Express has now switched its focus from consolidation to concentrating on reducing debt and reversing a long-term proft decline. Net debt was high at £168.8m for the year to March 31 2002, but that figure was actually a reduction of £34.6m, achieved through disposals of non-core businesses and assets. They included Dale Farm Dairies in Northern Ireland, Scotland's Graham's Dairies, and three English bottling dairies.
The recently completed restructure of operations that serve Express' core supermarket and doorstep markets will also help balance the books in future, says Tim Smith, executive director responsible for sales and marketing.
Finally, Express pulled out of the UHT sector in July through a £30m joint venture with Milk Link. The deal gave Milk Link Express Dairies' long life milk business and its creamery and ingredients business in Somerset. The Somerset site will continue to supply Express with its own branded UHT products, and a 50:50 joint venture to make and sell added value products is being formed.
Smith says: "Pulling out of the cyclical UHT market works for us and works for Milk Link."

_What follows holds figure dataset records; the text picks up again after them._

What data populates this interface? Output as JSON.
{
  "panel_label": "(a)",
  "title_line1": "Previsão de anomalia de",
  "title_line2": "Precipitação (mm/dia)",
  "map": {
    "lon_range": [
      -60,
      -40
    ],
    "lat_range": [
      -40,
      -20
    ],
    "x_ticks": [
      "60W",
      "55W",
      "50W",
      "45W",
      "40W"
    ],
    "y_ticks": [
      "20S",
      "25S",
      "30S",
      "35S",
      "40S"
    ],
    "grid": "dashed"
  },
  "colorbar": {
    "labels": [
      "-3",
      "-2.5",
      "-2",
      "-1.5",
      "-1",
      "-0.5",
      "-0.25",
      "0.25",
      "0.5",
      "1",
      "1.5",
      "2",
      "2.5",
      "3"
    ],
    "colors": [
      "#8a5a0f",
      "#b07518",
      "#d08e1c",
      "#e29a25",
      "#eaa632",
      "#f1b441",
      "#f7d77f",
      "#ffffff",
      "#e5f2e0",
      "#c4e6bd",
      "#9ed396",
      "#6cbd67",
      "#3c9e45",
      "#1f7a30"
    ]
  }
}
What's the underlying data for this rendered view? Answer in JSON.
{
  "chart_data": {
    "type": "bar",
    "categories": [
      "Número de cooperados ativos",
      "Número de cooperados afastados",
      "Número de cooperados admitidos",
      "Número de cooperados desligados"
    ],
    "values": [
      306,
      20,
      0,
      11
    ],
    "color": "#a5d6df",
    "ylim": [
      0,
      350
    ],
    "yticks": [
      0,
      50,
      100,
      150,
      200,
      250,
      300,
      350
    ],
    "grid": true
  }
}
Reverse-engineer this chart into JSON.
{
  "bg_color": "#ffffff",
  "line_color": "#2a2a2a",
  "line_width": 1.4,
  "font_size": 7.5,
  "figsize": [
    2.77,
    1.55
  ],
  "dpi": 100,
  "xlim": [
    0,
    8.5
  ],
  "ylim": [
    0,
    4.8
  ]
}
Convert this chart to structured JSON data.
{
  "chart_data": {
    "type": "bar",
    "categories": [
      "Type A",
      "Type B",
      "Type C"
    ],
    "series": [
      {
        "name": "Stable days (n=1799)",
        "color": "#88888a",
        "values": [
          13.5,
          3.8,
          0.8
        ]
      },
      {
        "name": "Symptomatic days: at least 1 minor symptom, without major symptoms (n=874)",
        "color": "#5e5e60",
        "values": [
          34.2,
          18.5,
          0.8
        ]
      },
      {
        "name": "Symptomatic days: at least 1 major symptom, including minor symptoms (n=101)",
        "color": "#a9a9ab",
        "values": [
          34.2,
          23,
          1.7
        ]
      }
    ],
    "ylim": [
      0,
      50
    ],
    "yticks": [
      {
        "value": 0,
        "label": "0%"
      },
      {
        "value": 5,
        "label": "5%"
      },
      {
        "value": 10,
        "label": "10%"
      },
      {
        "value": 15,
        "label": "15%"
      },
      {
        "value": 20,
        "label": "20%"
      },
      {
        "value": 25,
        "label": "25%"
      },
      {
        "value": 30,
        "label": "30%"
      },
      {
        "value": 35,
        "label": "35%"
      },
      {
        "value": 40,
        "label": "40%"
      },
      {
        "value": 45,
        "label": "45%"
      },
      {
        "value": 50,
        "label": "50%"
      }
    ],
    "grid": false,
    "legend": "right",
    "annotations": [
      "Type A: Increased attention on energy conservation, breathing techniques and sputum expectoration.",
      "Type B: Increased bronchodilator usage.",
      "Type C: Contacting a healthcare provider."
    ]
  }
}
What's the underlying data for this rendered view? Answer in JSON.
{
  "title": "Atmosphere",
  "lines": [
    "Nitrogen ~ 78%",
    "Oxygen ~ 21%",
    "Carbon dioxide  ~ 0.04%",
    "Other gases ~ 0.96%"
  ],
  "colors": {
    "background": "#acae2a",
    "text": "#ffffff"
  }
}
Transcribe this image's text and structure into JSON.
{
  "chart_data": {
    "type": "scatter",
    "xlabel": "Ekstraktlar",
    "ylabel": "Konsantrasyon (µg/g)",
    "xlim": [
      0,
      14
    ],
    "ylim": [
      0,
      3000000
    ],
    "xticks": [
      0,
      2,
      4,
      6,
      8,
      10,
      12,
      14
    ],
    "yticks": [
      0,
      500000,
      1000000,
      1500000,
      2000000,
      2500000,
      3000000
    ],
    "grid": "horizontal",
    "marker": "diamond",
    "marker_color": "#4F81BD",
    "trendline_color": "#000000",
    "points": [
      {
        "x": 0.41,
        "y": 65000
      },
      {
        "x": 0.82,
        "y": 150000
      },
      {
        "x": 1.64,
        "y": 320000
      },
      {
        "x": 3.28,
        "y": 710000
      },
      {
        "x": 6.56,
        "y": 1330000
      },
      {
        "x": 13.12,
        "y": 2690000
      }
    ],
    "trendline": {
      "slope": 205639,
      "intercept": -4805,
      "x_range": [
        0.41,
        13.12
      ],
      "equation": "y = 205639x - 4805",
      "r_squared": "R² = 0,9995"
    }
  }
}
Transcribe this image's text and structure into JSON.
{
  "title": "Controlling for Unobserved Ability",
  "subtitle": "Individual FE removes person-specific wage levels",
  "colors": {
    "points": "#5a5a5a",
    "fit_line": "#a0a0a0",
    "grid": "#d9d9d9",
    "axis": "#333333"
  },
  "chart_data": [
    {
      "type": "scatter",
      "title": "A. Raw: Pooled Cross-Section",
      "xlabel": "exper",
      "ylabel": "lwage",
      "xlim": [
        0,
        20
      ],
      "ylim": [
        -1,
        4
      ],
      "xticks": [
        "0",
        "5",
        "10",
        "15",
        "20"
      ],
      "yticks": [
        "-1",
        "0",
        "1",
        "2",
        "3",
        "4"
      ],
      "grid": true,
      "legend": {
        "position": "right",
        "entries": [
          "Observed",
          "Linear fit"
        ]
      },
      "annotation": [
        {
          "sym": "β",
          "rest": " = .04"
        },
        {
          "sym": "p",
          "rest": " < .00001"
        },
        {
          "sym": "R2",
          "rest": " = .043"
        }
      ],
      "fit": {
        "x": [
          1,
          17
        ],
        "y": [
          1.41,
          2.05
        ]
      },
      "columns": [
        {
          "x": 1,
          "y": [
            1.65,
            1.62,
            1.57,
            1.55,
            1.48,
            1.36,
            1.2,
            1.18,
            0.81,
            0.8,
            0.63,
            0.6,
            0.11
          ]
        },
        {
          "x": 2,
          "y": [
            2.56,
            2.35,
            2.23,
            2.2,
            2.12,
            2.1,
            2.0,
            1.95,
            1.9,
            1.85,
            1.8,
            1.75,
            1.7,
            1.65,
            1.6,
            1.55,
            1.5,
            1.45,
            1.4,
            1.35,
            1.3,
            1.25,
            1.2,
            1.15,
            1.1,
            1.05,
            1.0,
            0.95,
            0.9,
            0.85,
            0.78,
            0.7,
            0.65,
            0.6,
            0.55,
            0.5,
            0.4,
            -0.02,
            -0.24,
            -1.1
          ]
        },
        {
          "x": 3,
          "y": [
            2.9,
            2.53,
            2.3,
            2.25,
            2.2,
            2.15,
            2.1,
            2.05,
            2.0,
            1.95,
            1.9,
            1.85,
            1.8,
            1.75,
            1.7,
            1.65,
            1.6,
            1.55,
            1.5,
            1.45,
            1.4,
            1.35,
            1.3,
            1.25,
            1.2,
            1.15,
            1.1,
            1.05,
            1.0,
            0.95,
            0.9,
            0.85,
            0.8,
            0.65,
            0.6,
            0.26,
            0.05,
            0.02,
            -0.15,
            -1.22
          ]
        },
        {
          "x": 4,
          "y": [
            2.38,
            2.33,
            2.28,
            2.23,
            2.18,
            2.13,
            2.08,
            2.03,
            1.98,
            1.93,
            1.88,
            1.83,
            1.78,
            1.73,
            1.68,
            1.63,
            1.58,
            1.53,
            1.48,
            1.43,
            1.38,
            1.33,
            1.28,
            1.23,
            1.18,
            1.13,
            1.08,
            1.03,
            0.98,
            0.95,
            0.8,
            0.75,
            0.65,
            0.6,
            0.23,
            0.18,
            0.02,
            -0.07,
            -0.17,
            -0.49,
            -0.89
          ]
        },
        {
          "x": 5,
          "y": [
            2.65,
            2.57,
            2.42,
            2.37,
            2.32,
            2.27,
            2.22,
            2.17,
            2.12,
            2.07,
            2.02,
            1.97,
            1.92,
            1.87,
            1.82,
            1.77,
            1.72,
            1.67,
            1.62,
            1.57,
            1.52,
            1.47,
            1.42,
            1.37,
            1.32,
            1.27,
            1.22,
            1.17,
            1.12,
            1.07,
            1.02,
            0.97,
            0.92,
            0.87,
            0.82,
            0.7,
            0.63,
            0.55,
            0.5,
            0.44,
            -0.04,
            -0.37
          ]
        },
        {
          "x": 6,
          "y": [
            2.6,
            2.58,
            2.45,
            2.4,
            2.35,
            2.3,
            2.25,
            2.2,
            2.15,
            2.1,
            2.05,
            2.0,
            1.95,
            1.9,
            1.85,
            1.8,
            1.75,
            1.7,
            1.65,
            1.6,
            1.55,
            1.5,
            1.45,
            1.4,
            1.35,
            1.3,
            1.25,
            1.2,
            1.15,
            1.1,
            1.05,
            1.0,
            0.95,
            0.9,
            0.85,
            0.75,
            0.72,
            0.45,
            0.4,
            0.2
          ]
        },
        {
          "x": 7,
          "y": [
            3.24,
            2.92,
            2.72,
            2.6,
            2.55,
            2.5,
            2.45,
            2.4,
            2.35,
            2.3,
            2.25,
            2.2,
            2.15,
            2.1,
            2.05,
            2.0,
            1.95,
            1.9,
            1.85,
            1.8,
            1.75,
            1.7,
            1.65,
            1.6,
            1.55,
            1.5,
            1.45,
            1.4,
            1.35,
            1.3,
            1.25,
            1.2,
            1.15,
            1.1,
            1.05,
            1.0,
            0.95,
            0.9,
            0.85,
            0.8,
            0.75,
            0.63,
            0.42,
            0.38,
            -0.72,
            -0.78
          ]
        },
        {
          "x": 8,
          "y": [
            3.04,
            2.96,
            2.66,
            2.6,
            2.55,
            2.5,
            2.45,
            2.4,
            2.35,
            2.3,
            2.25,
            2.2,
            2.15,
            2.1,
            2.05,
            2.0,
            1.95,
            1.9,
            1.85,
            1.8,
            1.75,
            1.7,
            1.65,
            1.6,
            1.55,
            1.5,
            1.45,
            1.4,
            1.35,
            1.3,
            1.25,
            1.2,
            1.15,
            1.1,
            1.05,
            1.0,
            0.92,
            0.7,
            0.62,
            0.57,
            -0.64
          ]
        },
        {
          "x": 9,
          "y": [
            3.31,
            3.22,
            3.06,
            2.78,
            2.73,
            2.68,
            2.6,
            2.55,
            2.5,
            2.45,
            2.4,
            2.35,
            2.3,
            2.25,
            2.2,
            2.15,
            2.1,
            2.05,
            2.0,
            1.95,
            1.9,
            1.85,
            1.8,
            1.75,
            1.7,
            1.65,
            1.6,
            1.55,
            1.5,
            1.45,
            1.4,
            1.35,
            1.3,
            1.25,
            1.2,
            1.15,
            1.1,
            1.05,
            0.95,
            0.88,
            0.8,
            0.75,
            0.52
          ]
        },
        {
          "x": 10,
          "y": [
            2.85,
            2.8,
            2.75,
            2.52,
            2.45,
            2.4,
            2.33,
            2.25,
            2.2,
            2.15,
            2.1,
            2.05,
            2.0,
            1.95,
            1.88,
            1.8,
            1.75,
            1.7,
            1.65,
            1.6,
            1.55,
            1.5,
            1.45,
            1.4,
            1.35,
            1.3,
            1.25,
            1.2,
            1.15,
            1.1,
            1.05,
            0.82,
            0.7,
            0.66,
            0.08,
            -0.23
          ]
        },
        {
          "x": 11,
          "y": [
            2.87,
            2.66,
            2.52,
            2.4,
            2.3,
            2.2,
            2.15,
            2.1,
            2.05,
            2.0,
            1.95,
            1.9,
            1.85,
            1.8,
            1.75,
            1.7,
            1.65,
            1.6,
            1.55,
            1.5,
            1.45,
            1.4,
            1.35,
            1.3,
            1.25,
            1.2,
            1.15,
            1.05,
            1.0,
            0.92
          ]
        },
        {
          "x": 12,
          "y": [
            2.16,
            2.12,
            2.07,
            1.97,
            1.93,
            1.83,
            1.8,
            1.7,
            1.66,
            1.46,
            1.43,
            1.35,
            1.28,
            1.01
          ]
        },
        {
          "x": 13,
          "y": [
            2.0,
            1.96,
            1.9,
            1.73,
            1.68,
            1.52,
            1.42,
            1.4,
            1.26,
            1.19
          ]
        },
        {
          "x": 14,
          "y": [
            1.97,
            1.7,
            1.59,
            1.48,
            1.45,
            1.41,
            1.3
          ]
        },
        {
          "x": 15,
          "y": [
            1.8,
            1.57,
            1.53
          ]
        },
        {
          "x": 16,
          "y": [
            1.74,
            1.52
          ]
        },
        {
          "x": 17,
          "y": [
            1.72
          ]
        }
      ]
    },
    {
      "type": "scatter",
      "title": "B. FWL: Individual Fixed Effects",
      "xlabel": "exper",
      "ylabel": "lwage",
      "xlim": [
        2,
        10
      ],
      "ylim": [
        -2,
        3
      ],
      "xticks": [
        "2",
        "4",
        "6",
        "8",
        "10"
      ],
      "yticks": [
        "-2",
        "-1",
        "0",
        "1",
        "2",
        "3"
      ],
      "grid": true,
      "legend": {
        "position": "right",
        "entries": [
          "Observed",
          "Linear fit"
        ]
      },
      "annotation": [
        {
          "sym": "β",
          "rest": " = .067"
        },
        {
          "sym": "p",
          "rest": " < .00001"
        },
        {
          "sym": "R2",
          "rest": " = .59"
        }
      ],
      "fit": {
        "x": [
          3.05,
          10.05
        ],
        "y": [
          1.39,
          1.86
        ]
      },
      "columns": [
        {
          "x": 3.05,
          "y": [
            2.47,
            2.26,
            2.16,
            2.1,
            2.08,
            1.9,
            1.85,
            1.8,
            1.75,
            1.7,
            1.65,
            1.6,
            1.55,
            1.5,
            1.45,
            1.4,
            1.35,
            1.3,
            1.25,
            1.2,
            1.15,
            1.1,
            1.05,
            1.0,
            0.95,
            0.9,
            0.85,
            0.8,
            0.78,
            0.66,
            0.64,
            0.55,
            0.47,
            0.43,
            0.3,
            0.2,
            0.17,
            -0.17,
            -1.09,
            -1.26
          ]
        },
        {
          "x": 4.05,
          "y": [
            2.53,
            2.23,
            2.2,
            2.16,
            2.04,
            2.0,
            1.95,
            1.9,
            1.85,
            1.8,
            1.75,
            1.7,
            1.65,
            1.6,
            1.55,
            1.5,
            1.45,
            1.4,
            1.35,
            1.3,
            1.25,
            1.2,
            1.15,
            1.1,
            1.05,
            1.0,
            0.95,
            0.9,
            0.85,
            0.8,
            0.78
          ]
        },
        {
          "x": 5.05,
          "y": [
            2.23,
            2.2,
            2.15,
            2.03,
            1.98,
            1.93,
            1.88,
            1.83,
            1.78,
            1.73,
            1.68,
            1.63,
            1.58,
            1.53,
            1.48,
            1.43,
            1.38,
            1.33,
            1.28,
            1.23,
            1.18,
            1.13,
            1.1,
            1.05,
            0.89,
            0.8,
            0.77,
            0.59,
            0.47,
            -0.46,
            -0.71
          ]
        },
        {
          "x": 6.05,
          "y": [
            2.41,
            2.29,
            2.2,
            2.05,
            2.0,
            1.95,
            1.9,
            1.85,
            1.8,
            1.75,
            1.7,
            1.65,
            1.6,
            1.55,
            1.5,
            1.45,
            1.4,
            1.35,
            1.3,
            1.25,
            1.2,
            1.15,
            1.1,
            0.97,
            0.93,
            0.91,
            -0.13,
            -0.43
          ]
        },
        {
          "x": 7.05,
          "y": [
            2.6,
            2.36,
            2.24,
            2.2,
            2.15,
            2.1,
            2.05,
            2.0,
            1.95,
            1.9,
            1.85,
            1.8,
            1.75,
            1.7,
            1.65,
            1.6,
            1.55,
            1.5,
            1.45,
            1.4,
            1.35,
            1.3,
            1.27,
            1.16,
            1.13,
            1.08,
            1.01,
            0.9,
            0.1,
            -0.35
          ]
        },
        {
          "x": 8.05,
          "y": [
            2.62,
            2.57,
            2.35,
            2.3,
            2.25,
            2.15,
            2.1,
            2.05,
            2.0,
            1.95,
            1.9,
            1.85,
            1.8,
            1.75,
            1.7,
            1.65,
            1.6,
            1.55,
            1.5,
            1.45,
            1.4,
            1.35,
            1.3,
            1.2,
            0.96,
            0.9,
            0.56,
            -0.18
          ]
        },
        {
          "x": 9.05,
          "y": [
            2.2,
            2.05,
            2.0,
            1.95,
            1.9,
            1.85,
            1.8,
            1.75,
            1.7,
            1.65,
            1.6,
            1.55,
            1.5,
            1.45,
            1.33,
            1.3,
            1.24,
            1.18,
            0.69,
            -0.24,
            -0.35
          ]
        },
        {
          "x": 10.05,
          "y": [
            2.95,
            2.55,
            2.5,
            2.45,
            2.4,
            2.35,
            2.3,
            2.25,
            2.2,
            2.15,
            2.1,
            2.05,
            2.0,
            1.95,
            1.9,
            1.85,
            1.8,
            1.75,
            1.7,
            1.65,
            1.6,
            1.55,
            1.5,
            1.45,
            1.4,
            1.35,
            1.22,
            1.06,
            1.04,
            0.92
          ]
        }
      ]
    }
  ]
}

A City analyst says: "The Milk Link alliance was a good deal. Express has been closing down quite a few assets. It is now relatively well balanced."
So, after months of operational rationalisation, Express can put the painful process of shedding businesses and the loss of nearly 2,000 staff behind it, says Smith.
"We are left with a backbone of three core dairies, at Ruislip, Ashby, and Manchester, and two glass bottle plants in Liverpool and Manchester, as well as our North Allerton creamery and ingredients business. With that stronger and better base, we can get our debt down." Those firmer foundations will allow for "broader and deeper" coverage in supermarkets.
And, as Express processes two billion litres of milk a year, 40% sourced from its Express Milk Partnership of 100 dairy farmers, it helps that price favours the processors at the moment, despite huge overcapacity in the market.
Express supplies 1,350 supermarkets including Morrisons and Sainsbury ­ although it lost volume with Safeway last year which led to the closure of its small Middlesbrough dairy.
Smith says: "We have had a very strong year in our supermarket business, and we are pretty happy with our market share, having retained Sainsbury's volume and won a 100% Morrisons supply contract. But we would like to get a foot in the door of another multiple."
Express, which has a 25% share of the dairy industry in England and Wales, is not neglecting doorstep deliveries, although the overall doorstep sector is in decline, down 11% in 2001. It is constantly on the lookout for ways to put its urban delivery network of 106 depots and 3,500 milk rounds to fuller use.
And it has just been given a big boost in the shape of a 12-month postal licence from the Postal Services Commission so its milkmen are able to deliver business mail on their rounds.
They already deliver boxes of organic produce on the milk run, to fulfil orders placed through an Express joint venture with organic supermarket SimplyOrganic. The deal is worth £8m a year to SimplyOrganic.